M. Corcos (2009) suppose que « les conduites agies des adolescents limites stigmatisent un dysfonctionnement dans le processus de séparation-individuation-subjectivation d’avec les objets primaires et de construction corporelle et psychique de l’identité à l’adolescence, processus dans la continuité des lignes de forces de celles qui se sont joués lors des deux premières années de la vie. Ce dysfonctionnement est fondamentalement lié aux discontinuités plus ou moins intenses et longues de présence vivante de l’objet pour le sujet. Chaque discontinuité a constitué une épreuve et un problème à résoudre et il faut apprécier la capacité du sujet à les surmonter ou au contraire sa tendance à régresser et le prix interne payé en termes de mécanismes de défense mis en place » (p. 120).

Pour M. Corcos, les hypothèses étiopathogéniques des pathologies limites chez les adolescents rendent compte de troubles de la relation entre l’adulte de référence et le bébé (emprise, intrusion, effraction) ainsi que de carence affective.

Ainsi, l’enfant ayant vécu la violence parentale perçoit l’objet comme une menace, ce qui engendre à l’adolescence le « besoin d’objet » comme potentiellement dangereux (D. Marcelli et A. Braconnier (2013)). Pour les adolescents fragilisés, l’effroi face aux vœux incestueux et paricidaires peut engendrer une entrée névrotique ou un retour à l’omnipotence infantile au détriment de la réalité (M. Emmanuelli et C. Azoulay (2009)).

86 L’adolescent ayant vécu la défaillance parentale fait-il face des angoisses de séparation, d’intrusion, de morcellement et d’effondrement ? Nous cherchons à comprendre plus précisément l’origine de ces angoisses.

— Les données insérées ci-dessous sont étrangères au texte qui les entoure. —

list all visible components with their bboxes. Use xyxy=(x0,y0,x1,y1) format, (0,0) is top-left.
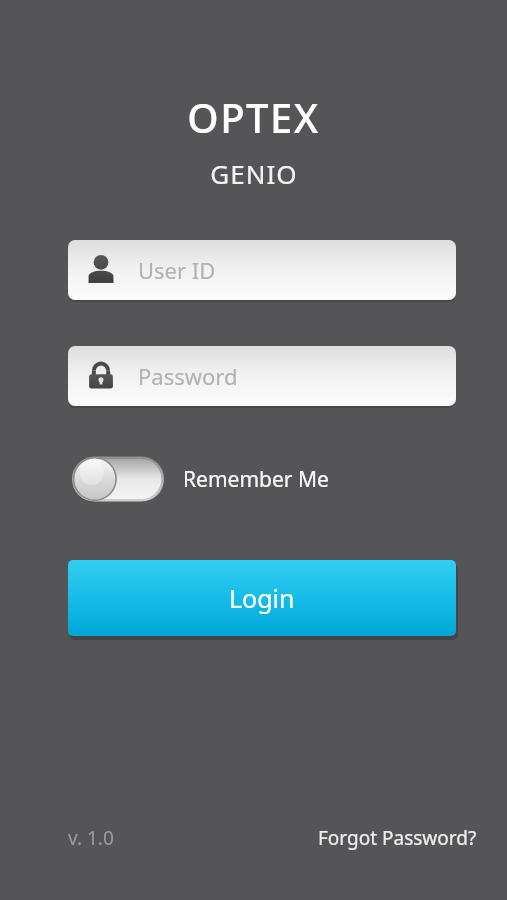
staticText: Remember Me xyxy=(183,465,329,494)
staticText: v. 1.0 xyxy=(68,825,114,851)
button[interactable]: v. 1.0 xyxy=(66,822,116,854)
staticText: Forgot Password? xyxy=(318,825,477,851)
button[interactable]: Remember Me toggle, off xyxy=(72,452,329,506)
button[interactable]: Password field xyxy=(68,346,456,406)
staticText: OPTEX xyxy=(187,90,320,144)
button[interactable]: Login xyxy=(68,560,456,636)
staticText: GENIO xyxy=(210,156,298,191)
staticText: User ID xyxy=(138,255,216,285)
other: Remember Me toggle, off xyxy=(72,455,164,503)
staticText: Password xyxy=(138,361,238,391)
button[interactable]: Forgot Password? xyxy=(316,822,479,854)
button[interactable]: User ID field xyxy=(68,240,456,300)
staticText: Login xyxy=(229,581,295,615)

Notre hypothèse de recherche principale est, rappelons-le, que les enfants ayant subi la défaillance parentale lors de leur prime enfance témoignent à l’adolescence de la résurgence des traumatismes infantiles. Nous faisons l’hypothèse que les irruptions pulsionnelles traumatiques entravent le processus adolescent, car les adolescents ne sont pas suffisamment solides narcissiquement.

Nous avons pu rendre compte, dans cette partie sur l’adolescence, de l’effraction du pubertaire. Il nous semble important maintenant de faire part des théories sur le traumatisme pour penser le traumatisme à l’adolescence des jeunes de l’ASE ayant vécu la violence parentale.